Regia di Mel Gibson vedi scheda film
Ci sono momenti nei film in cui d’un tratto capisci di assistere ad un capolavoro. Nell’ultima fatica di Mel Gibson questo momento arriva dopo due ore di autentico strazio. Visivo ed emotivo. E’ la scena in cui Gesù Cristo, crocifisso sul Monte Golgota, affida la sua anima al Padre prima di esalare l’ultimo respiro. In questo momento, la telecamera si innalza in cielo per poi ricadere a terra sotto forma di goccia mischiandosi al sangue che cola dalla croce. E’ la lacrima di Dio che piange per il figlio morto e per tutta l’umanità, prima che si scateni la biblica tempesta.

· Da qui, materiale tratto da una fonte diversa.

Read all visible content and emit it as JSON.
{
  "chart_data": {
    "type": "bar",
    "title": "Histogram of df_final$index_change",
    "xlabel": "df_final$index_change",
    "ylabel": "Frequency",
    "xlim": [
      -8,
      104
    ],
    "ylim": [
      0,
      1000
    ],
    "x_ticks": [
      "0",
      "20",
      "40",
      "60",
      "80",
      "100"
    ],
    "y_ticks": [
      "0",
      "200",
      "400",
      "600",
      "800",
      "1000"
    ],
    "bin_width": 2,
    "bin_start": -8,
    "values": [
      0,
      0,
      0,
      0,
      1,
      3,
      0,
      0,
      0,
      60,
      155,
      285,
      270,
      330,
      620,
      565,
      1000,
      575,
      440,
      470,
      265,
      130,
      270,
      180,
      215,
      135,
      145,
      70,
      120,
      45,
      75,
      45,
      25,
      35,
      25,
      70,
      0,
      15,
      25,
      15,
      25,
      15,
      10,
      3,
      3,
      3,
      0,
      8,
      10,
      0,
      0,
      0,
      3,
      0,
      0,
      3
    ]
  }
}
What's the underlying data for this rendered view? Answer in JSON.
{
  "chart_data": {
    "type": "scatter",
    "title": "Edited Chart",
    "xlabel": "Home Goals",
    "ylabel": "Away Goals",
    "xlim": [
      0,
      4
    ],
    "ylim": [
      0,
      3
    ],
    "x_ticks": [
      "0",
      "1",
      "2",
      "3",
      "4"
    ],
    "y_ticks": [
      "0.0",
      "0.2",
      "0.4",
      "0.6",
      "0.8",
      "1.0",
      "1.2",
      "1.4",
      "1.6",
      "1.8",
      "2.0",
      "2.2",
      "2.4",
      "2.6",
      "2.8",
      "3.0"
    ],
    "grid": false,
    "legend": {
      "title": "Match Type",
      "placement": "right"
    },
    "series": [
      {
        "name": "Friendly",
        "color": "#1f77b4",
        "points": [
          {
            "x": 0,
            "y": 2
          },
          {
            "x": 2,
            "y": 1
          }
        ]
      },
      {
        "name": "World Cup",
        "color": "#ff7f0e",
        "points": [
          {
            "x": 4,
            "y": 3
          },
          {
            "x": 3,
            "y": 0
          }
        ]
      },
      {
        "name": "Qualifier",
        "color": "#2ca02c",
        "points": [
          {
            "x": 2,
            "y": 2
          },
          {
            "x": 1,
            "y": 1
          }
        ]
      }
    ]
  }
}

E sempre in questo momento preciso, dopo 120 minuti durissimi in cui le ultime dodici ore della vita di Gesù di Nazareth (l’ultima cena - in flashback -, la tentazione di Satana nell’Orto dei Getsemani, il tradimento di Giuda, il processo che porterà alla morte) vengono filmate con uno scrupolo tanto filologico (non pesano però i tanto discussi dialoghi in latino e aramaico) che paiono venire dritte da un sussidiario di religione, capiamo che Gibson fa sul serio. Terribilmente. E capiamo anche che le accese polemiche sulla gratuità della pellicola sono infondate. E’ vero, il corpo di Cristo non viene solo flagellato dai soldati romani bensì massacrato, torturato, seviziato, martoriato, scarnificato come mai nessuno aveva osato fare. E questo prima di ricevere una corona di spine spinta sulla testa a suon di mazzate, di essere insultato e malmenato durante la Via Crucis, di vedersi infilzati mani e piedi da lunghi chiodi piantati a lenti colpi di martello nel legno madido di sangue, di vedersi trafitto da una lunga lancia.
Sangue a fiotti, dolore, fastidio, irritazione. Tutto questo si prova nella visione de La Passione di Cristo, ma riflettiamo: e se Gibson avesse voluto fare un “horror religioso”? Scegliendo di ispirarsi ai santi Vangeli e adattando con più di un rischio alcuni archetipi mistici o iconografici (il Diavolo, ad esempio, è una donna in tunica nera con serpente ai piedi e bimbo luciferino in grembo), il regista australiano evita qualunque paragone con predenti illustri e percorre la strada, difficile e coraggiosissima, della provocazione fisica che cerca apertamente lo spettacolo. Ma non è una scelta disonesta. In tempi in cui il sangue scorre copioso in molte parti del mondo e rimbalza su copertine e telegiornali in prima serata, i fiumi di porpora liquidi che escono dalla ferite del Cristo schizzando vestiti e insudiciando la Terra sono la fisica constatazione di due concetti da troppo tempo dimenticati: la stupidità degli uomini e la Pietà. La prima affonda le radici nel momento in cui gli Ebrei condannano a morte il Messia ritenendolo un mero bestemmiatore ma poi il Re Erode lo rimanda a Ponzio Pilato in fin di vita; la seconda la mostra un Gesù “ecce homo” nei confronti del Governatore Romano che, lavandosene le mani, fa decidere il suo tragico destino alla folla.
Gibson fa bene a prendere a pugni i nostri stomaci, e la sua cifra stilistica colpisce per rigore e magniloquenza, pur tra effettacci gore, mille comparse e qualche discutibile scelta storico-narrativa. Senza falsi pudori o gretti moralismi, il regista ci ricorda che siamo tutti così schiavi e assuefatti alla violenza che abbiamo dimenticato quanto la sofferenza esista, sia sempre esistita e faccia male. Quanto noi tutti inconsciamente cerchiamo di evitarla, di ignorarla, invocando meschinamente un perdono che non meritiamo. E allora ce la fa vedere. Quando Maria, alla fine, piange suo figlio stringendoselo tra le braccia, piangiamo anche noi. Due ore di grandissimo cinema che commuove il cuore raggelando lo sguardo, costosissimo, girato in modo pazzesco e arrogante tra Cinecittà e la Lucania, per nulla antisemita ma che se ne parli, se ciò spinge verso un’affluenza maggiore nelle sale. Perché ne La Passione di Cristo, azzardiamo, c’è la redenzione. Patiamo anche noi in modo atroce tutte le atrocità che subisce Gesù, solo che poi noi usciamo dalla sala distrutti più di quando siamo entrati (sì, è masochismo), Lui muore per noi, ci perdona e risorge. Ma almeno siamo salvi.